Como ya dijimos en nuestra reciente sentencia de 25 de mayo de 2022, se ha establecido con carácter general el criterio del vencimiento en materia de costas ( art. 394.1 LEC para la primera instancia y art. 398.1 LEC para los recursos), con la única excepción de que el caso presente serias dudas de hecho o de derecho, en lo que se denomina "discrecionalidad razonada". Con ello se trata de evitar que el sistema del vencimiento sea una consecuencia fatal y automática; pero el criterio general es el de la imposición de costas, de modo que sólo la aplicación discrecional de la excepción debe justificarse, pues exige que concurran circunstancias relevantes, que han de razonarse en su aplicación; mientras que la imposición de las costas ha de entenderse como la consecuencia ordinaria del proceso". Habiéndose pronunciado en este mismo sentido la STS n º 103/2015.

En el caso que nos ocupa, la sola existencia de las lesiones no justifica que no se impongan a la demandante las costas de la primera instancia y a quién correspondía la carga de probar la forma en que se produjo la caída y la negligencia que imputaba a la demandada.

QUINTO.- Y respecto de las costas de esta segunda instancia, la desestimación del recurso comporta, en aplicación del art. 394 LEC, que proceda su imposición a la apelante.

Vistos los artículos citados y demás de general y pertinente aplicación

Fallo

LA SALA ACUERDA: Se desestima el recurso de apelación interpuesto por la representación procesal de Dª Ascension, contra la sentencia de fecha 26 de noviembre de 2021, dictada por el Juzgado de Primera Instancia nº 96 de Madrid, en los autos de juicio ordinario nº 34/2020, confirmando la expresada resolución. Con expresa imposición al apelante de las costas de esta alzada, con pérdida del depósito constituido para recurrir de conformidad con el punto 9º de la Disposición Adicional Decimoquinta de la Ley Orgánica del Poder Judicial.

Así, por esta nuestra Sentencia, de la que se llevará certificación literal al rollo de Sala del que dimana, lo pronunciamos, mandamos y firmamos.
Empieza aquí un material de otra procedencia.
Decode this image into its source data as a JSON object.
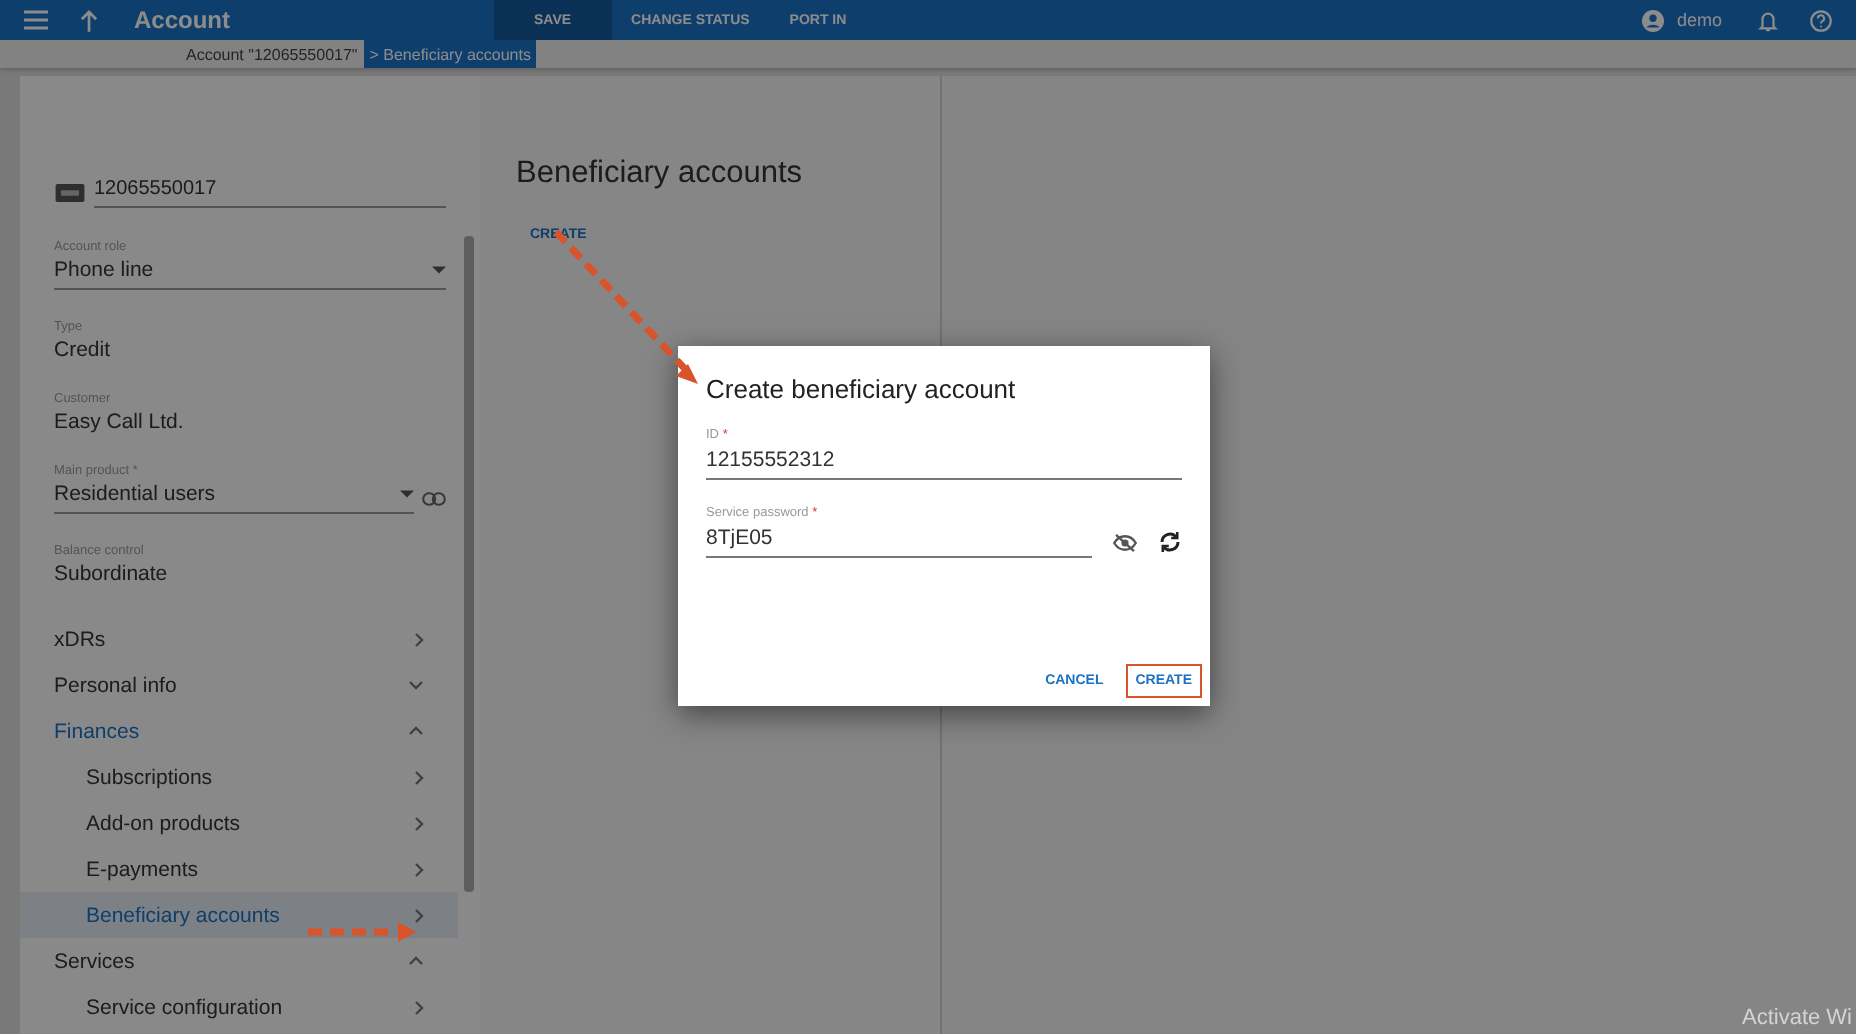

Haciéndose saber que contra la misma cabe RECURSO DE CASACIÓN, de acreditarse el interés casacional, que deberá interponerse ante este Tribunal en el término de VEINTE DÍAS, desde la notificación de la presente.

La difusión del texto de esta resolución a partes no interesadas en el proceso en el que ha sido dictada sólo podrá llevarse a cabo previa disociación de los datos de carácter personal que los mismos contuvieran y con pleno respeto al derecho a la intimidad, a los derechos de las personas que requieran un especial deber de tutela o a la garantía del anonimato de las víctimas o perjudicados, cuando proceda.

Los datos personales incluidos en esta resolución no podrán ser cedidos, ni comunicados con fines contrarios a las leyes.